I am referring to the memory used by my browser running colab when saying "RAM full", so it is not the problem of the backend.

Thank you for you patience.

OliverCWY on 11 Apr 2020

I am afraid this does not work for me either, hence I also don't think that the problem is solved.

I have tried all the versions, given in the notebook.

Additionally, I have also tried it with the version 20200516. That version is given in the official colab TPU MNIST example notebook which does not use pytorch-lightening, ie 20200516. A reference is below in NB2.

The summary of the results are:

"1.5" : wont run at all
"20200325" hangs in the final epoch (with 10 epochs in the 10th, with 3 epochs in the 3rd)
"nightly" crashes with : Exception: process 0 terminated with signal SIGABRT

"20200516" hangs after one epoch

I have tried this several times over the last few days.

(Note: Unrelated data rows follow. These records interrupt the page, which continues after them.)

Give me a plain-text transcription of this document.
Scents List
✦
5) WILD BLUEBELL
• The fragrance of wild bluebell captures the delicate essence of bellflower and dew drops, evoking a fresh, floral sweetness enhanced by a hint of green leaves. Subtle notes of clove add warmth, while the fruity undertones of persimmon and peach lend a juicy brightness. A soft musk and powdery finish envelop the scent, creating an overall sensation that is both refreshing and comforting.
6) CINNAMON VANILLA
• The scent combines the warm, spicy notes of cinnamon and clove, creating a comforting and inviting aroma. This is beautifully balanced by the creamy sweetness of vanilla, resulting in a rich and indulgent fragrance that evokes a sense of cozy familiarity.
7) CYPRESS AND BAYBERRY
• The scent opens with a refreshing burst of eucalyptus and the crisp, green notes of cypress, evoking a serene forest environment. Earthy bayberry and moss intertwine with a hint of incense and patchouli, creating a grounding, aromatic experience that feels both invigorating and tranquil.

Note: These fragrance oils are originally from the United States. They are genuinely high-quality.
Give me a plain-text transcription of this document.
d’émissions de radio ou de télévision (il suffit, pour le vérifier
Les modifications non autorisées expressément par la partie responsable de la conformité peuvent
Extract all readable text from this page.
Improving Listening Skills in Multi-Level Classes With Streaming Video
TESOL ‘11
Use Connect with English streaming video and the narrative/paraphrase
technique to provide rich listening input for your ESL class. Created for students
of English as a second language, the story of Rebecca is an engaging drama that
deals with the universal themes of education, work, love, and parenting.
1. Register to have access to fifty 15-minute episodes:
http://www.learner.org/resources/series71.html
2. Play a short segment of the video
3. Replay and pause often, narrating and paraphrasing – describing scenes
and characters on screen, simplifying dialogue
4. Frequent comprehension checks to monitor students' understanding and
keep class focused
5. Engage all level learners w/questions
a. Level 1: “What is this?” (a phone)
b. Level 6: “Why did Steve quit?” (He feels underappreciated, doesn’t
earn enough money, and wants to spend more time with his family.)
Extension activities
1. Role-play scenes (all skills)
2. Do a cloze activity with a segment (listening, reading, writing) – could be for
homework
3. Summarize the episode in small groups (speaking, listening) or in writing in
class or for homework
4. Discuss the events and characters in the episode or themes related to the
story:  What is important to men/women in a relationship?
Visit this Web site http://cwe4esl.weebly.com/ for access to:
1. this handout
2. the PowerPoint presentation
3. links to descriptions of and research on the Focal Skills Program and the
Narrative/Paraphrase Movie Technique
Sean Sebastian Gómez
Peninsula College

With the exception of the nightly all these results have always been the same.

NB1:
Locally I am on a Mac, not sure whether this makes a difference.

My terminal gives this

uname -a
Darwin osx-lhind6957 18.7.0 Darwin Kernel Version 18.7.0: Mon Apr 27 20:09:39 PDT 2020; root:xnu-4903.278.35~1/RELEASE_X86_64 x86_64

NB2:
The links for that official colab TPU MNIST example notebook which does not use pytorch lightning are here:
https://cloud.google.com/tpu/docs/colabs?hl=de

https://colab.research.google.com/github/pytorch/xla/blob/master/contrib/colab/mnist-training.ipynb?authuser=1#scrollTo=sPJVqAKyml5W

(The official notebook which does not use pytorch lightning has no problem and runs through with 20200516)